Grocery retailers are also expected to be some of the first to invest in new digital sales channels, kick-starting growth in the UAE’s nascent e-commerce industry. Although e-commerce comprised just 0.68% of total retail sales in the UAE in 2016, Planet Retail projects the industry will grow by 8.8% in 2017 to comprise 0.74% of total sales, and by a further 8.1% in 2018 and 7.5% in 2019, to reach 0.86% of total retail sales. Consultancy Frost & Sullivan reports that the UAE’s e-commerce industry was worth $2.5bn in 2015, and expected to grow to $10bn in value by 2018.
Two websites, Trolley.ae and Supermarket.ae, currently offer a range of products including fresh fruits, baked goods, confections, frozen food, baby products, meat and pet food, with brands including Dove, Lipton, Nescafé, Nestlé, Evian and Kellogg’s. In Dubai, platforms launched in 2016 include Quickshop.ae and El Grocer, with the former announcing plans to expand services to Abu Dhabi in May 2016.

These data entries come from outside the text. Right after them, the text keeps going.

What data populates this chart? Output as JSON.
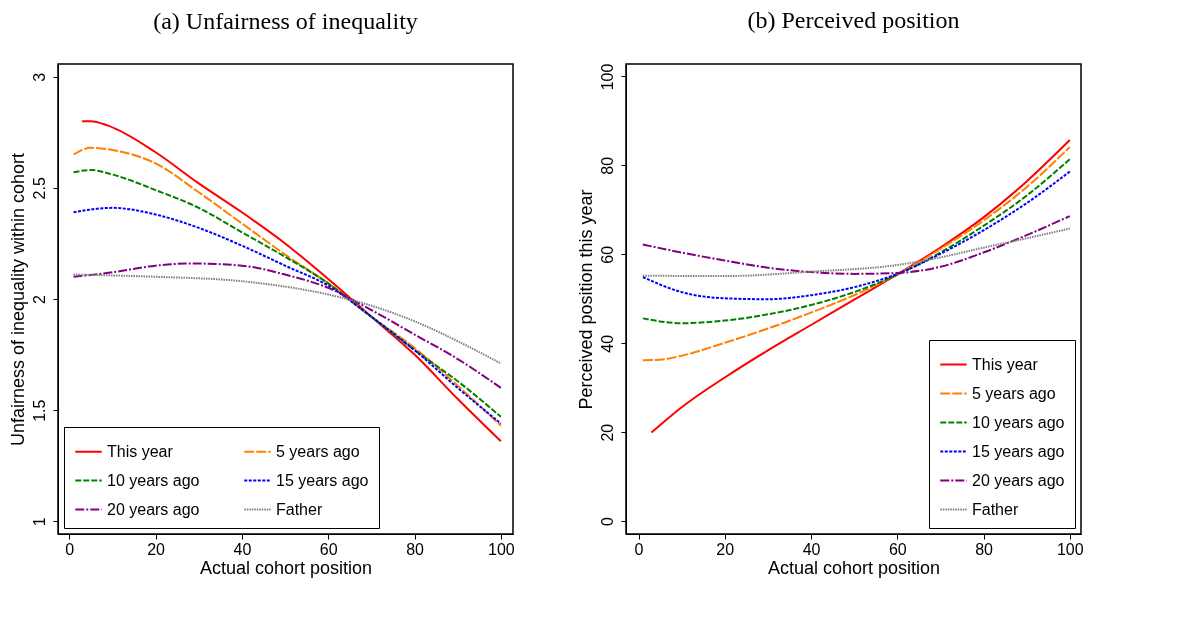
{
  "chart_data": [
    {
      "type": "line",
      "title": "(a) Unfairness of inequality",
      "xlabel": "Actual cohort position",
      "ylabel": "Unfairness of inequality within cohort",
      "xlim": [
        -2.6,
        102.8
      ],
      "ylim": [
        0.943,
        3.057
      ],
      "xticks": [
        0,
        20,
        40,
        60,
        80,
        100
      ],
      "yticks": [
        1,
        1.5,
        2,
        2.5,
        3
      ],
      "grid": false,
      "legend": "bottom left",
      "series": [
        {
          "name": "This year",
          "color": "#ff0000",
          "line_style": "solid",
          "x": [
            3,
            5,
            9,
            20,
            30,
            40,
            50,
            60,
            70,
            80,
            90,
            100
          ],
          "values": [
            2.8,
            2.8,
            2.78,
            2.66,
            2.52,
            2.39,
            2.25,
            2.09,
            1.92,
            1.75,
            1.55,
            1.36
          ]
        },
        {
          "name": "5 years ago",
          "color": "#ff8000",
          "line_style": "longdash",
          "x": [
            1,
            5,
            10,
            20,
            30,
            40,
            50,
            60,
            70,
            80,
            90,
            100
          ],
          "values": [
            2.65,
            2.68,
            2.67,
            2.61,
            2.48,
            2.34,
            2.2,
            2.07,
            1.92,
            1.78,
            1.61,
            1.43
          ]
        },
        {
          "name": "10 years ago",
          "color": "#008000",
          "line_style": "dashed",
          "x": [
            1,
            5,
            10,
            20,
            30,
            40,
            50,
            60,
            70,
            80,
            90,
            100
          ],
          "values": [
            2.57,
            2.58,
            2.56,
            2.49,
            2.41,
            2.3,
            2.19,
            2.07,
            1.92,
            1.77,
            1.63,
            1.47
          ]
        },
        {
          "name": "15 years ago",
          "color": "#0000ff",
          "line_style": "dotted",
          "x": [
            1,
            10,
            20,
            30,
            40,
            50,
            60,
            70,
            80,
            90,
            100
          ],
          "values": [
            2.39,
            2.41,
            2.38,
            2.32,
            2.24,
            2.15,
            2.06,
            1.92,
            1.77,
            1.6,
            1.44
          ]
        },
        {
          "name": "20 years ago",
          "color": "#800080",
          "line_style": "dashdot",
          "x": [
            1,
            10,
            20,
            28,
            40,
            50,
            60,
            70,
            80,
            90,
            100
          ],
          "values": [
            2.1,
            2.12,
            2.15,
            2.16,
            2.15,
            2.11,
            2.05,
            1.95,
            1.84,
            1.73,
            1.6
          ]
        },
        {
          "name": "Father",
          "color": "#808080",
          "line_style": "hatched",
          "x": [
            1,
            20,
            40,
            60,
            70,
            80,
            90,
            100
          ],
          "values": [
            2.11,
            2.1,
            2.08,
            2.02,
            1.97,
            1.9,
            1.81,
            1.71
          ]
        }
      ]
    },
    {
      "type": "line",
      "title": "(b) Perceived position",
      "xlabel": "Actual cohort position",
      "ylabel": "Perceived position this year",
      "xlim": [
        -2.9,
        102.6
      ],
      "ylim": [
        -2.9,
        102.8
      ],
      "xticks": [
        0,
        20,
        40,
        60,
        80,
        100
      ],
      "yticks": [
        0,
        20,
        40,
        60,
        80,
        100
      ],
      "grid": false,
      "legend": "bottom right",
      "series": [
        {
          "name": "This year",
          "color": "#ff0000",
          "line_style": "solid",
          "x": [
            3,
            10,
            20,
            30,
            40,
            50,
            60,
            70,
            80,
            90,
            100
          ],
          "values": [
            19.9,
            25.6,
            32.3,
            38.4,
            44.1,
            49.8,
            55.5,
            61.5,
            68.3,
            76.4,
            85.7
          ]
        },
        {
          "name": "5 years ago",
          "color": "#ff8000",
          "line_style": "longdash",
          "x": [
            1,
            5,
            10,
            20,
            30,
            40,
            50,
            60,
            70,
            80,
            90,
            100
          ],
          "values": [
            36.2,
            36.3,
            37.2,
            40.1,
            43.3,
            46.9,
            50.8,
            55.5,
            61.2,
            67.6,
            75.1,
            84.1
          ]
        },
        {
          "name": "10 years ago",
          "color": "#008000",
          "line_style": "dashed",
          "x": [
            1,
            10,
            20,
            30,
            40,
            50,
            60,
            70,
            80,
            90,
            100
          ],
          "values": [
            45.6,
            44.5,
            45.1,
            46.5,
            48.6,
            51.5,
            55.4,
            60.4,
            66.4,
            73.2,
            81.4
          ]
        },
        {
          "name": "15 years ago",
          "color": "#0000ff",
          "line_style": "dotted",
          "x": [
            1,
            10,
            20,
            30,
            40,
            50,
            60,
            70,
            80,
            90,
            100
          ],
          "values": [
            54.9,
            51.5,
            50.1,
            49.9,
            50.8,
            52.6,
            55.6,
            60.1,
            65.4,
            71.5,
            78.6
          ]
        },
        {
          "name": "20 years ago",
          "color": "#800080",
          "line_style": "dashdot",
          "x": [
            1,
            10,
            20,
            30,
            40,
            50,
            60,
            70,
            80,
            90,
            100
          ],
          "values": [
            62.2,
            60.4,
            58.6,
            57.0,
            56.0,
            55.6,
            55.8,
            57.2,
            60.4,
            64.3,
            68.6
          ]
        },
        {
          "name": "Father",
          "color": "#808080",
          "line_style": "hatched",
          "x": [
            1,
            20,
            40,
            60,
            70,
            80,
            90,
            100
          ],
          "values": [
            55.2,
            55.1,
            56.1,
            57.6,
            59.3,
            61.5,
            63.6,
            65.8
          ]
        }
      ]
    }
  ]
}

Also, while AAFC reports that the UAE’s top-five grocery players are not currently focused on e-grocery specifically, but rather on non-grocery e-commerce products, both Géant and LuLu Group have moved to broaden their online offerings in recent months. In June 2015 LuLu Group invested $5m to relaunch its website and launch a new mobile app offering click-and-collect services across stores in the UAE, Qatar and Kuwait. Géant, meanwhile, offers home delivery in Dubai, accepting both cash on delivery and electronic payments. Perhaps most significantly for e-commerce growth, Landmark Group announced plans to completely revamp its online strategy in November 2016. Rather than using one portal, LandmarkShops.com, the group will develop individual websites for its seven core brands, including Splash, Babyshop, Centrepoint and Home Centre. Savitar Jagtiani, business head of e-commerce at Landmark, told local media that all of the group’s brands will focus on both a bricks-and-mortar presence and an app-and-online strategy as part of a multi-channel platform. Perhaps the biggest shake up in e-commerce came in March 2017 when global giant Amazon beat out Emaar Malls in purchasing Dubai-based online retailer souq.com, the biggest platform in the Middle East. Souq.com sells some 400,000 products and was valued at $1bn during its last funding round.
Retail competition is expected to increase considerably with the entrance of Al Maryah Central and Reem Mall, although the long-term retail forecast remains positive. Shifting consumer trends could see e-commerce record rapid growth in the coming years, complementing grocery segment growth, driven by hypermarket expansion in major retail developments. Although reduced purchasing power and low global oil prices remain a concern, the industry is nonetheless expected to stay on a strong, long-term growth path.